Em contrapartida, mesmo nestes momentos mais acelerados, o carismático elenco traduz com rara inspiração o turbilhão de emoções enfrentado pelos personagens. Reconhecido pela sua força em cena, Viggo Mortensen "lidera" a garotada numa atuação complexa e cheia de vida. Apesar da evidente excentricidade em torno deste modo de vida naturista, o astro nova-iorquino nos faz crer tanto na aptidão física e intelectual do bem intencionado Ben, quanto na sua vulnerabilidade diante da iminente insurgência dos filhos. Uma atuação digna dos melhores prêmios. No mesmo nível do seu veterano parceiro de cena, o promissor George Mackay (Orgulho e Esperança) esbanja versatilidade com o querido Bo, um tipo destemido e atrapalhado que não se envergonha de exprimir as suas fragilidades. Sem querer revelar muito, a cena em que ele se vê pela primeira vez encantado pela figura de uma garota é sensacional, um dos muitos momentos genuinamente engraçados do filme. Quem também ganha um merecido destaque é o intenso Nicholas Hamilton. À frente do elemento mais sensível desta família, o jovem ator entrega uma performance de gente grande ao absorver o temperamento explosivo do seu Rellian. Os dois grandes ladrões de cena do longa, no entanto, são os adoráveis Charlie Shotwell e Shree Crooks. Curiosos e expansivos, a dupla enche a tela de fofura com os seus respectivos personagens, o "maoísta" Nai e a "anarquista" Zaja, e protagonizam alguns dos momentos mais divertidos do filme. Ainda entre os destaques, enquanto o veterano Frank Langela adiciona um pouco mais de racionalismo e contundência na pele do devastado avô materno, a engraçada Kathryn Hahn flerta com elementos mais densos ao interpretar a atordoada irmã de Ben.

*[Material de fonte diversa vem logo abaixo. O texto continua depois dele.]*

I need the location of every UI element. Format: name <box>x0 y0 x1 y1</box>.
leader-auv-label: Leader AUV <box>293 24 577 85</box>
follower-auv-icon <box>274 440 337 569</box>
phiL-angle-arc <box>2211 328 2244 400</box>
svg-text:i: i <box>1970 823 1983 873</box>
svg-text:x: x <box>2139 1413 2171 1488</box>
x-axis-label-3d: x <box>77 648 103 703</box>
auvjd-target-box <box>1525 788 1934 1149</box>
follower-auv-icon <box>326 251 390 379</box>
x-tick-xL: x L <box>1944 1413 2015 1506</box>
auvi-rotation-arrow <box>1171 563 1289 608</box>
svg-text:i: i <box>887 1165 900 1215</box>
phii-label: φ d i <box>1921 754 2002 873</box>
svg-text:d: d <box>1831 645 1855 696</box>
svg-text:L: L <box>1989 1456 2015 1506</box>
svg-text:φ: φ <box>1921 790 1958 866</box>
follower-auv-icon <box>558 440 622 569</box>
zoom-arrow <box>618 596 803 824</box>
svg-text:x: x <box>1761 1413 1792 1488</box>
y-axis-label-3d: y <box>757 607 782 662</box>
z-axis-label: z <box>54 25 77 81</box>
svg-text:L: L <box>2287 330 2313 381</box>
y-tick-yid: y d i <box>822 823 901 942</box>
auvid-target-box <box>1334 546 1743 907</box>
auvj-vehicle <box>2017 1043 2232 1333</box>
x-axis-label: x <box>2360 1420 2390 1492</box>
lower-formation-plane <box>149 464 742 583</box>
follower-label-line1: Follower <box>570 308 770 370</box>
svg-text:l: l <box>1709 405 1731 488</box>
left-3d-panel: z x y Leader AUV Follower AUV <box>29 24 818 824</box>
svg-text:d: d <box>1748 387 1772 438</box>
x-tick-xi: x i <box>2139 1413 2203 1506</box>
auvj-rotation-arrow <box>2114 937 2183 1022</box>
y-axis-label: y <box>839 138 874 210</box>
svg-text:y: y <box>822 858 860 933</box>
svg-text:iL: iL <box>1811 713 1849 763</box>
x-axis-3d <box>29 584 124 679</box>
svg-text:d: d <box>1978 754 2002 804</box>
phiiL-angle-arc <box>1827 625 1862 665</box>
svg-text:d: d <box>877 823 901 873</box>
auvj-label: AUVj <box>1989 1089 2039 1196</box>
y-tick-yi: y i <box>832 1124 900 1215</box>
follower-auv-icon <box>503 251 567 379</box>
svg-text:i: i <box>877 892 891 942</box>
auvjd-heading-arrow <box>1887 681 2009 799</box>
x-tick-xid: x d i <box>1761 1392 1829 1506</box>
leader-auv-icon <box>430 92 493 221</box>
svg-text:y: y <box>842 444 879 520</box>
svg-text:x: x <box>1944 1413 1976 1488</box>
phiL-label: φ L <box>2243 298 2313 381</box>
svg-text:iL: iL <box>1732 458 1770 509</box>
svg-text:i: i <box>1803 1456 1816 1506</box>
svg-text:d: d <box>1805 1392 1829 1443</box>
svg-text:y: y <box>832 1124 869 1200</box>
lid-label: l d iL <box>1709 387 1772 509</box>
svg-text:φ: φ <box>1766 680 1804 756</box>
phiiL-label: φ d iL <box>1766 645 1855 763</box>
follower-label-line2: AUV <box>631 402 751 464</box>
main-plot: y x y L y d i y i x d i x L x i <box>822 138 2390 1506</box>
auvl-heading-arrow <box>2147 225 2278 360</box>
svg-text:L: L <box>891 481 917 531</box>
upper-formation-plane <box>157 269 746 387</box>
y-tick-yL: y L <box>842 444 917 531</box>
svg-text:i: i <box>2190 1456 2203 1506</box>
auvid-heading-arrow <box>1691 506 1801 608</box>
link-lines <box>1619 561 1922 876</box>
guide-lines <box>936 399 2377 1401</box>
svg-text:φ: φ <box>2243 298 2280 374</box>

Com personagens singulares, uma premissa autoral e conflitos essencialmente humanos, Capitão Fantástico desponta como um oásis cinematográfico, uma espécie de fábula moderna incrementada pela exuberante direção de arte, pelos radiantes figurinos e pela revigorante trilha sonora de Alex Somers. Embora se sustente numa estrutura narrativa bem familiar, Matt Ross foge do lugar comum ao investir numa abordagem peculiar, por vezes crítica, mas que em nenhum momento deixa de se encantar pela fascinante jornada desta alternativa e nada disfuncional família americana. Em suma, um pequeno grande filme capaz de falar sobre política, filosofia, cultura, coletividade, ignorância e amor fraterno sem nunca perder o bom humor, a emoção e a capacidade de nos surpreender.